La questione si è ulteriormente aggravata dopo l’attentato terroristico di Hamas del 7 ottobre 2023 e la risposta israeliana. La guerra di Gaza è diventata uno sterminio: secondo il bilancio del 31 agosto 2025, le vittime erano 63.459, ma il bollettino varia di ora in ora. Nello scenario attuale, il calcio rappresenta in Israele qualcosa che va ben oltre lo sport: s’intreccia mani e piedi con la politica. Il Beitar Gerusalemme, uno dei club più importanti del campionato, si vanta di non aver mai tesserato giocatori di origine araba o palestinese. Il suo gruppo ultrà più conosciuto, La Familia, è legato all’estremismo di destra. Non fa sconti a nessuno: dopo i fatti del 7 ottobre 2023, è stato fischiato ed insultato anche Abu Fani, uno dei migliori talenti della nazionale, centrocampista di origine araba definito “terrorista” in occasione di una gara contro Andorra. Abu Fani, che ha firmato il primo gol con la maglia di Israele proprio contro l’Italia il 9 settembre 2024 in Nations League, gioca ora nel Ferencvaros, in Ungheria. Prodotto del Maccabi Haifa, è stato costretto a cambiare aria per evitare problemi.

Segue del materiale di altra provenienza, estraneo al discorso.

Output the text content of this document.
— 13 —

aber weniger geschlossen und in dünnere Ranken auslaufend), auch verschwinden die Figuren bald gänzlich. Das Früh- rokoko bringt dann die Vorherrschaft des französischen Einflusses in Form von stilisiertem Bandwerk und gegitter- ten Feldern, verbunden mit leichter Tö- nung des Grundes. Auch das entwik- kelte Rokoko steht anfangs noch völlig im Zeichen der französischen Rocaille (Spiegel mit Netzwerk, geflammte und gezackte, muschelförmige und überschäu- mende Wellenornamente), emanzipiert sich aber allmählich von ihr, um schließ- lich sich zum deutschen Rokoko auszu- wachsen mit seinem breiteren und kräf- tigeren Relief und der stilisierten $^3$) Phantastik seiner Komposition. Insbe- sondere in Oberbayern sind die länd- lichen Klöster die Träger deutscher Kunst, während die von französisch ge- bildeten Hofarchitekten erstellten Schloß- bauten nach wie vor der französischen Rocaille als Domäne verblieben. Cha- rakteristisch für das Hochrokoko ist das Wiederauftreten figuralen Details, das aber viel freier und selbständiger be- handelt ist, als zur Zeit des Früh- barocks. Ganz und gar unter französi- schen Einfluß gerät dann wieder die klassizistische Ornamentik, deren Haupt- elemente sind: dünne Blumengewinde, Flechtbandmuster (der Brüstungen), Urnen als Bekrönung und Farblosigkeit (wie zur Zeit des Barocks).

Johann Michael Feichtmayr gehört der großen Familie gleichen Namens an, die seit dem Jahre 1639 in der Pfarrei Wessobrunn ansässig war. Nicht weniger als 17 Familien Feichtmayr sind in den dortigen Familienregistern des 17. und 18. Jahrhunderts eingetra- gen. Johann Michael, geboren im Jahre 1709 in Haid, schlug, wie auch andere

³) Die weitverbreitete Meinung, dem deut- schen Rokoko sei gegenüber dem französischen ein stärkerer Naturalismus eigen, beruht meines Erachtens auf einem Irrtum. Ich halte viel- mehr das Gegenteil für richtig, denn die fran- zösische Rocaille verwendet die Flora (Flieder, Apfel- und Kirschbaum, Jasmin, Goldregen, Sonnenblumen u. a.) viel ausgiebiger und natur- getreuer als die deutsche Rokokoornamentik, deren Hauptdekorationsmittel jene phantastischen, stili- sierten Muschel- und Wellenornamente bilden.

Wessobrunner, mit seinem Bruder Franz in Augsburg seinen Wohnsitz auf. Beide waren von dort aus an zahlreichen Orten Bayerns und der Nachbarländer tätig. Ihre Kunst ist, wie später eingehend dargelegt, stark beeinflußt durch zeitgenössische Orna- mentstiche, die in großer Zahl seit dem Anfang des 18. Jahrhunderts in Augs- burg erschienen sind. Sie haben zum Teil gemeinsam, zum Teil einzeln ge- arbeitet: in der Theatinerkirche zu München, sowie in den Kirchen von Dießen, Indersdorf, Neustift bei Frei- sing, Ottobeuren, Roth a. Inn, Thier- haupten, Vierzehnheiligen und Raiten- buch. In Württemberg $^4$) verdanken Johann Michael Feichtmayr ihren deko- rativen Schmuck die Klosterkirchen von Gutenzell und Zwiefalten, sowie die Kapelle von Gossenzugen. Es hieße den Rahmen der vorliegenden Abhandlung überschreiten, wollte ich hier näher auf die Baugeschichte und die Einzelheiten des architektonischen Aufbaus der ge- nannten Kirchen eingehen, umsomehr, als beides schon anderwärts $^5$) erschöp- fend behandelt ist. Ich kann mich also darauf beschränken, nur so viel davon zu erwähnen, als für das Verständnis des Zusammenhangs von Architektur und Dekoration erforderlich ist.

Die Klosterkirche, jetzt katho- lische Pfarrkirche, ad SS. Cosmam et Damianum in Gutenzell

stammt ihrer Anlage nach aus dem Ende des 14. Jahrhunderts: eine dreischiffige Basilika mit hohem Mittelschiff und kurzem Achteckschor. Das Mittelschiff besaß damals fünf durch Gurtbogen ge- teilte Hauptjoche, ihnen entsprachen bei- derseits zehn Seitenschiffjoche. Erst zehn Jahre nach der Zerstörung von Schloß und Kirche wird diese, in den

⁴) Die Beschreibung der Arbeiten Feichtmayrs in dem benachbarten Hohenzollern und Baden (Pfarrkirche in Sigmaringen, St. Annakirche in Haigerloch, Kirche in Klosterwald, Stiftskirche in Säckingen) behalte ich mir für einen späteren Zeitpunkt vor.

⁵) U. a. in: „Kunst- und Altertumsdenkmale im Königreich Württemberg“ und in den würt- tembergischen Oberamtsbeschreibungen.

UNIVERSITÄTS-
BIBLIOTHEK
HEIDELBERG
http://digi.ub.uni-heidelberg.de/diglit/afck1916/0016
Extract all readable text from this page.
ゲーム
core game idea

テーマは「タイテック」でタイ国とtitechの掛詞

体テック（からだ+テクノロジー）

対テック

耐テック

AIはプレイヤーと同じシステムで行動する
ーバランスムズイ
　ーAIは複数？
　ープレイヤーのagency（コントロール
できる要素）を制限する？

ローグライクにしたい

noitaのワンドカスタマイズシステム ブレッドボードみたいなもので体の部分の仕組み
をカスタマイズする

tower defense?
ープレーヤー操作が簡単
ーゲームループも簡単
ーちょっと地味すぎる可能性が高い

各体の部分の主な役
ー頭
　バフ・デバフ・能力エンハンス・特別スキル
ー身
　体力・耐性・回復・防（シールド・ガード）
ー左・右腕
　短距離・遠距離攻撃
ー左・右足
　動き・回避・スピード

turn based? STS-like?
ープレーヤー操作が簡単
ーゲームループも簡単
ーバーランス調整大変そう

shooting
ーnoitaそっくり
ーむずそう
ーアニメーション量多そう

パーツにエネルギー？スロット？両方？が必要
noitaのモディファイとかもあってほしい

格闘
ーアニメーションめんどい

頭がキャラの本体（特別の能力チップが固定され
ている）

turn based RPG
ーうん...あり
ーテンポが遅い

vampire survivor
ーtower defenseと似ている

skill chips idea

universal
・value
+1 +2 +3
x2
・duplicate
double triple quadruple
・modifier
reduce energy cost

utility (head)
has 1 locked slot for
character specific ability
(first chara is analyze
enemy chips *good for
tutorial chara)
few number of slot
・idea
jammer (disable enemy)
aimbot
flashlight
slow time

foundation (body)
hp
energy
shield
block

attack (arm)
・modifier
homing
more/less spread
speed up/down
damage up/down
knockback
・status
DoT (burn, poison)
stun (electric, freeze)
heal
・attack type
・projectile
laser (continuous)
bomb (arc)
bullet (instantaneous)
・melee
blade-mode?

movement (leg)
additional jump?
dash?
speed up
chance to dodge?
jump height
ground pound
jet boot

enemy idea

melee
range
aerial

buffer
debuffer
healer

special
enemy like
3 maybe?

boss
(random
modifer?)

Fani non è l’unico nazionale in cerca di fortuna all’estero, tanto per ribadire il concetto di una qualità complessiva in crescita. Nella lista dei convocati, troviamo i portieri Glazer (Stella Rossa) e Peretz (Bayern Monaco), i difensori Nachmias (Ludogorec) e Lemkin (Twente), i centrocampisti Gloukh (Ajax), Gandelman (Genk) e Gabi (Ferencvaros), gli attaccanti Solomon (Villarreal), Baribo (Philadelphia Union), Khalaili (Union St.Gilloise) e Turgeman (New England Revolution). Il valore complessivo della rosa è quantificato in 83,10 milioni euro. L’età-media è di 26 anni. Nella classifica Fifa, Israele occupa il 75esimo posto. Il campionato, la Ligat, a 14 squadre, è il 20esimo per dimensione economica in ambito Uefa.

Il ct è Ran Ben Shimon, 54 anni, ex difensore, grande sostenitore dell’attuale governo di Tel Aviv. Nella conferenza stampa di vigilia della sfida contro l’Italia, alla domanda rivolta da un cronista sui morti di Gaza, ha replicato: “Non rispondo perché per come è stata posta la questione è chiaro da che parte sia chi il giornalista. Io parlo al mio meraviglioso popolo che ci sta dietro e ci sostiene. Abbiamo l’intero paese dietro di noi. Ho fiducia nei nostri soldati e li appoggio in pieno per quello che fanno”. Il ct non è l’unico di questa nazionale, costretta a giocare in Ungheria dal 2023 per ragioni di sicurezza, a condividere il comportamento del governo di Tel Aviv nel conflitto in corso a Gaza. Il calcio in questa parte del mondo è coinvolto nei fatti della storia e non potrebbe essere diversamente: i 774 sportivi palestinesi morti dall’ottobre 2023 sono l’altra faccia orribile di questa vicenda.